On retrouve avec plaisir Yuri-hime et ses compères dans ce second opus tout aussi réussi. Des personnages toujours attachants, des rebondissements savamment dosés et une pointe d’humour bienvenue. Ça fonctionne toujours autant. L’autrice a vraiment une plume bien à elle, une façon de rendre ses personnages complexes que je n’avais pas croisés depuis un petit moment. Ne vous attendez pas pour autant à perdre le fil on suit parfaitement les différentes intrigues de cette série. La jeune princesse s’est émancipée de son père et de son destin tout tracé dans le premier tome. Elle ne va pas s’arrêter en si bon chemin dans ce second tome. En effet Yuri engrange de l’expérience et devient actrice à part entière face aux complots et autres réjouissances qu’elle rencontre. En bref, on a toujours envie de savoir la suite et de replonger dans ce singulier univers fait de chemins de fer et de créatures marginales. Un très bon moment de lecture.
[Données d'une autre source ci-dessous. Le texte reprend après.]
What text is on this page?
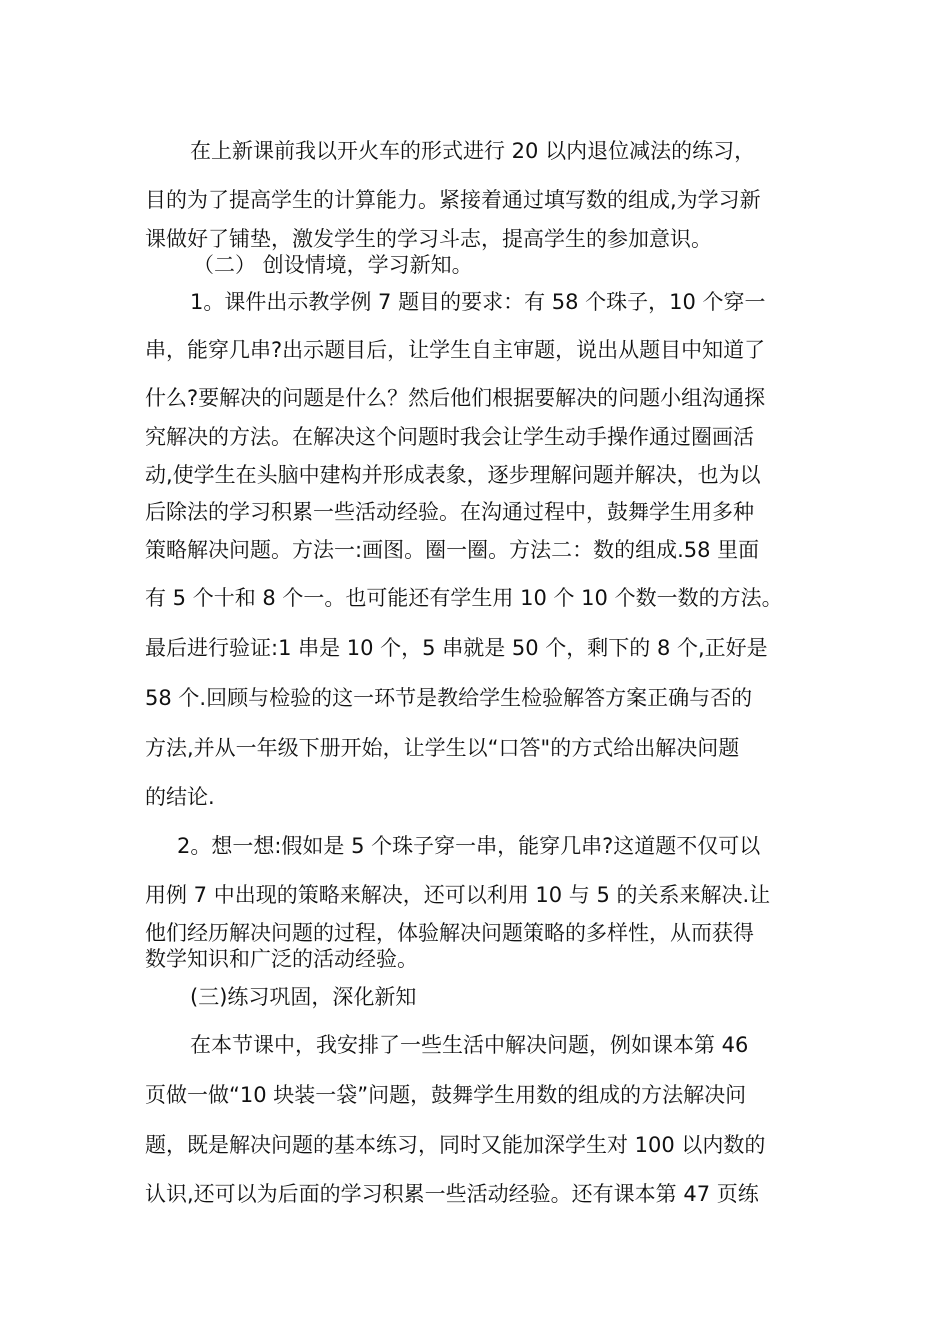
在上新课前我以开火车的形式进行 20 以内退位减法的练习，
目的为了提高学生的计算能力。紧接着通过填写数的组成,为学习新
课做好了铺垫，激发学生的学习斗志，提高学生的参加意识。
（二） 创设情境，学习新知。
1。课件出示教学例 7 题目的要求：有 58 个珠子，10 个穿一
串，能穿几串?出示题目后，让学生自主审题，说出从题目中知道了
什么?要解决的问题是什么？然后他们根据要解决的问题小组沟通探
究解决的方法。在解决这个问题时我会让学生动手操作通过圈画活
动,使学生在头脑中建构并形成表象，逐步理解问题并解决，也为以
后除法的学习积累一些活动经验。在沟通过程中，鼓舞学生用多种
策略解决问题。方法一:画图。圈一圈。方法二：数的组成.58 里面
有 5 个十和 8 个一。也可能还有学生用 10 个 10 个数一数的方法。
最后进行验证:1 串是 10 个，5 串就是 50 个，剩下的 8 个,正好是
58 个.回顾与检验的这一环节是教给学生检验解答方案正确与否的
方法,并从一年级下册开始，让学生以“口答"的方式给出解决问题
的结论.
2。想一想:假如是 5 个珠子穿一串，能穿几串?这道题不仅可以
用例 7 中出现的策略来解决，还可以利用 10 与 5 的关系来解决.让
他们经历解决问题的过程，体验解决问题策略的多样性，从而获得
数学知识和广泛的活动经验。
(三)练习巩固，深化新知
在本节课中，我安排了一些生活中解决问题，例如课本第 46
页做一做“10 块装一袋”问题，鼓舞学生用数的组成的方法解决问
题，既是解决问题的基本练习，同时又能加深学生对 100 以内数的
认识,还可以为后面的学习积累一些活动经验。还有课本第 47 页练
L’héritage du rail, ed. Actu SF, 17,90 euros, 466 pages.

Quand tu écouteras cette chanson / Lola Lafon

Une nuit dans l’Annexe du musée Anne Frank à Amsterdam.

Cette collection propose des textes d’auteurs et d’autrices qui se sont rendus dans un musée pendant une nuit pour ensuite écrire un texte sur cette expérience. La collection s’appelle « Ma nuit au musée » et je la découvre avec ce livre de Lola Lafon. La romancière se rend pendant une nuit dans l’Annexe, un appartement dans les combles dans lequel la famille d’Anne Frank s’est cachée durant deux années. Un appartement vide situé dans le musée Anne Frank à Amsterdam. Un lieu vide, où le vide prend tout son sens face à l’absence d’Anne Frank pour son père. On retrouve tout de suite la très belle écriture de Lola Lafon et ses mots qui font écho chez le lecteur. L’autrice écrit sur sa façon d’appréhender cette nuit avant de s’y rendre, sur cette expérience qu’elle appréhende. Cela va lui renvoyer tout un tas de souvenirs sur sa vie que l’on découvrira en parallèle aux passages sur la vie d’Anne Frank. On y croise des questionnements autour du rôle de l’écriture, de ce que peut représenter un témoignage et ses récupérations, ou encore du renouvellement incessant de la violence des hommes. Un très beau bouquin déroutant et poignant.

Quand tu écouteras cette chanson, ed. Stock, 19,50 euros, 188 pages.